Rewriting/refactoring comes in several flavours:
- Garden variety full system re-architecting
- Swapping out one micro-service for another
- Redoing a namespace in your codebase
- Just tidying up a single function
The one thing that makes all of these things equally terrifying: do you really know what’s going to break when you refactor?
Sometimes you do know exactly what’s going to break: someone did the work for you, and you have a nice suite of test-driven…tests. Other times, you can find all usages of your bit of code and just check them off. But often you’ll find that the section of code hasn’t been touched since your company’s founder wrote it, and that’s because there are no tests, and thus no reason or hope.
The best way to build your confidence with this sort of thing is to find a test suite. For full system and micro service rewrites, folks usually use something like canary builds or Scientist. You’ll get the perks of seeing real traffic and scale, what the answer should have been, and what your changes will affect. After enough time in the green, switches are cut over.
But what happens when production traffic makes local storage dangerous, or the iteration loop for your fixes is more trouble than it’s worth?
Years ago, I had to fix a bug in some graph building code. PHP was the name of the game, and the couple of files concerned were…convoluted. A quick attempt at the bug resulted in completely unrelated (to my mortal mind) code going haywire. Prod down. Knowing what the function calls were returning was borderline impossible, and I was pretty nervous to rip it all out.
But that’s exactly what I did.
I set about making “logical refactors” to clean things up. The whole time I kept thinking: “Damn, I am the best, no tests broken!” My boss came by my desk a couple days later to see how it was all going and saw a line diff…in the thousands. He stifled a cough and kindly asked, “How do the tests look for this?”
“All green in CircleCI!” I happily replied.
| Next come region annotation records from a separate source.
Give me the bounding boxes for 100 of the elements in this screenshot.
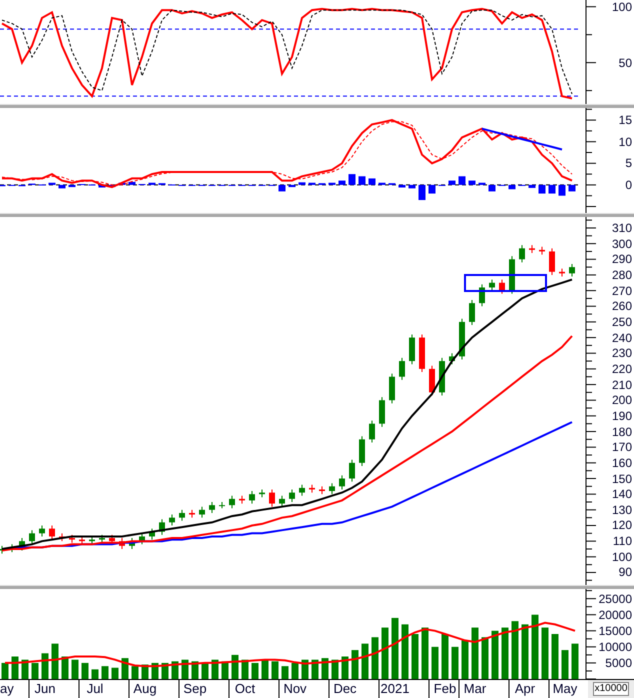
candlestick [259, 488, 265, 498]
axis-label: 220 [612, 362, 632, 376]
month-label: Jun [34, 681, 56, 696]
candlestick [519, 244, 525, 263]
candlestick [159, 518, 165, 536]
candlestick [499, 279, 505, 294]
month-label: Dec [333, 681, 357, 696]
axis-label: 10000 [598, 640, 632, 654]
month-label: Oct [234, 681, 256, 696]
candlestick [559, 268, 565, 277]
axis-label: 190 [612, 408, 632, 423]
candlestick [289, 488, 295, 502]
candlestick [69, 534, 75, 544]
axis-label: 260 [612, 299, 632, 314]
axis-label: 290 [612, 252, 632, 266]
candlestick [529, 244, 535, 254]
candlestick [399, 357, 405, 380]
candlestick [329, 482, 335, 495]
axis-label: 150 [612, 472, 632, 486]
candlestick [119, 538, 125, 550]
candlestick [449, 352, 455, 365]
axis-label: 280 [612, 268, 632, 282]
candlestick [9, 544, 15, 553]
candlestick [349, 459, 355, 482]
candlestick [419, 334, 425, 373]
axis-label: 25000 [598, 592, 632, 606]
candlestick [309, 484, 315, 494]
axis-label: 240 [612, 330, 632, 345]
month-label: Feb [434, 681, 456, 696]
candlestick [369, 420, 375, 443]
month-label: Jul [86, 681, 104, 696]
candlestick [29, 530, 35, 545]
candlestick [129, 538, 135, 550]
axis-label: 10 [618, 134, 632, 149]
axis-label: 20000 [598, 608, 632, 622]
candlestick [299, 484, 305, 496]
axis-label: 200 [612, 393, 632, 408]
candlestick [509, 256, 515, 294]
month-label: Mar [464, 681, 486, 696]
candlestick [89, 536, 95, 545]
axis-label: 100 [612, 0, 632, 14]
candlestick [319, 486, 325, 495]
candlestick [189, 509, 195, 518]
axis-label: 5000 [605, 656, 632, 670]
candlestick [99, 534, 105, 544]
candlestick [569, 263, 575, 277]
month-label: Nov [283, 681, 307, 696]
month-label: 2021 [380, 681, 410, 696]
axis-label: 310 [612, 220, 632, 235]
candlestick [359, 436, 365, 466]
candlestick [389, 373, 395, 404]
axis-label: 120 [612, 518, 632, 532]
candlestick [339, 474, 345, 490]
candlestick [469, 300, 475, 326]
axis-label: 270 [612, 284, 632, 298]
candlestick [459, 318, 465, 360]
candlestick [209, 502, 215, 514]
candlestick [0, 545, 5, 554]
candlestick [269, 488, 275, 508]
axis-label: 250 [612, 314, 632, 329]
candlestick [249, 490, 255, 504]
axis-label: 180 [612, 424, 632, 439]
unit-label: x10000 [592, 682, 630, 696]
candlestick [79, 536, 85, 545]
month-label: May [552, 681, 578, 696]
month-label: Sep [183, 681, 207, 696]
axis-label: 160 [612, 456, 632, 470]
candlestick [39, 525, 45, 537]
candlestick [59, 532, 65, 542]
axis-label: 230 [612, 346, 632, 360]
candlestick [139, 532, 145, 545]
candlestick [429, 365, 435, 396]
candlestick [19, 538, 25, 552]
candlestick [549, 248, 555, 276]
candlestick [409, 334, 415, 365]
candlestick [179, 509, 185, 522]
candlestick [489, 279, 495, 292]
candlestick [219, 502, 225, 509]
month-label: ay [0, 681, 14, 696]
month-label: Aug [133, 681, 157, 696]
axis-label: 15000 [598, 624, 632, 638]
axis-label: 100 [612, 550, 632, 564]
candlestick [229, 495, 235, 509]
axis-label: 210 [612, 378, 632, 392]
axis-label: 0 [625, 178, 632, 192]
axis-label: 130 [612, 502, 632, 517]
axis-label: 5 [625, 156, 632, 170]
candlestick [379, 396, 385, 428]
axis-label: 50 [618, 56, 632, 70]
axis-label: 170 [612, 440, 632, 454]
axis-label: 140 [612, 487, 632, 502]
candlestick [279, 495, 285, 508]
axis-label: 110 [612, 534, 632, 548]
candlestick [239, 495, 245, 504]
candlestick [199, 506, 205, 518]
axis-label: 15 [618, 113, 632, 128]
axis-label: 300 [612, 236, 632, 251]
candlestick [169, 514, 175, 526]
month-label: Apr [514, 681, 536, 696]
candlestick [479, 284, 485, 307]
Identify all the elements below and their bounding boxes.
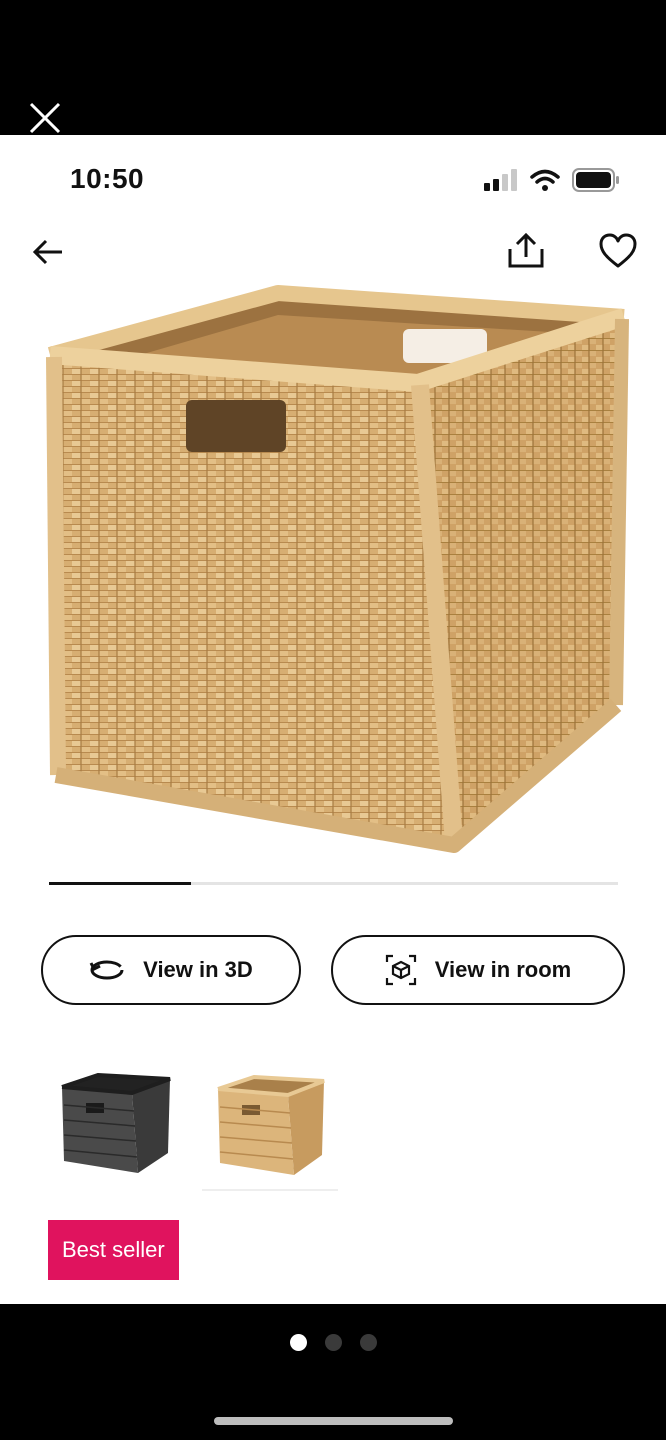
page-dot-3[interactable]: [360, 1334, 377, 1351]
viewer-bottom-bar: [0, 1304, 666, 1440]
image-gallery-progress-fill: [49, 882, 192, 885]
page-dot-1[interactable]: [290, 1334, 307, 1351]
image-gallery-progress: [49, 882, 618, 885]
color-option-natural[interactable]: [202, 1065, 338, 1191]
product-navbar: [0, 231, 666, 277]
close-icon[interactable]: [28, 101, 62, 135]
back-arrow-icon[interactable]: [32, 235, 66, 269]
page-dot-2[interactable]: [325, 1334, 342, 1351]
ar-cube-icon: [385, 954, 416, 986]
basket-thumbnail-natural: [217, 1074, 325, 1175]
view-in-room-button[interactable]: View in room: [331, 935, 625, 1005]
home-indicator[interactable]: [214, 1417, 453, 1425]
status-icons: [484, 168, 620, 192]
product-image-rattan-basket[interactable]: [36, 285, 630, 855]
rotate-3d-icon: [89, 960, 124, 980]
view-in-room-label: View in room: [434, 957, 572, 982]
status-time: 10:50: [70, 163, 145, 194]
battery-icon: [572, 168, 619, 192]
best-seller-badge: Best seller: [48, 1220, 179, 1280]
screenshot-frame: 10:50 View in 3D View in room Best selle…: [0, 135, 666, 1304]
color-option-dark-grey[interactable]: [48, 1065, 184, 1189]
viewer-top-bar: [0, 0, 666, 135]
share-icon[interactable]: [506, 231, 546, 271]
view-in-3d-button[interactable]: View in 3D: [41, 935, 301, 1005]
favorite-heart-icon[interactable]: [599, 233, 637, 269]
view-in-3d-label: View in 3D: [143, 957, 253, 982]
page-dots: [290, 1334, 377, 1351]
wifi-icon: [530, 169, 560, 191]
basket-thumbnail-dark-grey: [61, 1072, 171, 1173]
cellular-signal-icon: [484, 169, 517, 191]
If you haven’t already guessed why everything was green, it’s because there were no tests.
Without any tests to break, I had been left afloat in a sea of ignorance. When I realized the problem, I threw the entire branch out and began putting tests in place, building the suite I wished I had had. I submitted a thousand-line PR for that, then began working on the failing test and yet another thousand-line refactor.
The benefit of using production traffic in your suite is that you can’t plan for what you’re going to see. The benefit of unit/integration testing is that you can perform more iterative software development.
Enter, generative testing.
Last December, I gave a talk at Clojure Conj titled “Charting the English Language…In Pure Clojure”. For those who don’t have time to watch the full thing, here’s the high level: pretty pictures using big data are fun.
The goal of this talk was to follow a given process for producing a data-generated image and reproduce that image using only Clojure. This was a fun foray into various corners of the JVM, Linux, and machine learning.
However, the exercise forced me to effectively test my implementation against the original.* For the final image, that doesn’t really work since the seed data is random. Additionally, the original code base didn’t have any tests, and translating Python/C++ to Clojure is kind of an…eye crossing experience. My ultimate solution was to use generative testing and modify the original code base along with my own to be able to compare small operations generated at will.
My steps for getting the testing interop setup are paleolithic at best. The full code base is available here. The gist of what I did was make Python interop work by encoding Clojure structures as Python commands: a Clojure Matrixx becomes a string, which NumPy can understand. Spit that to the command line, wait for the result, and then translate NumPy into JSON and compare everything in Clojure. I decided to only use JSON parsing in one direction to avoid having to muck with the target implementation I wanted to copy.
*Initially, I started without any tests, hoping to translate the Python/C++ code straight to Clojure. I had a lot of the code in place, but my program’s executions kept coming out with all of the words in a single point, NPEs, or being left overnight without any signs of terminating.
Testing is one of my favourite parts of building software. I have always leaned more toward the abstract/theoretical side of Computer Science, and tests are, in my mind, proofs of correctness. When done elegantly, you can effectively sign your code: QED.
Generative testing is just another tool in this realm. Typically, you can somewhat predict the shape of what’s going into a function and can always make a claim about what’s coming out. Smaller scale tests are still useful for concise statements about the “what”. But instead of having to go through the standard checklist of “negative, zero, empty, nil, one, many, full, first, middle, last…” in test cases, you can just wave your hands and say, “Randomly speaking, I know what I’m talking about.”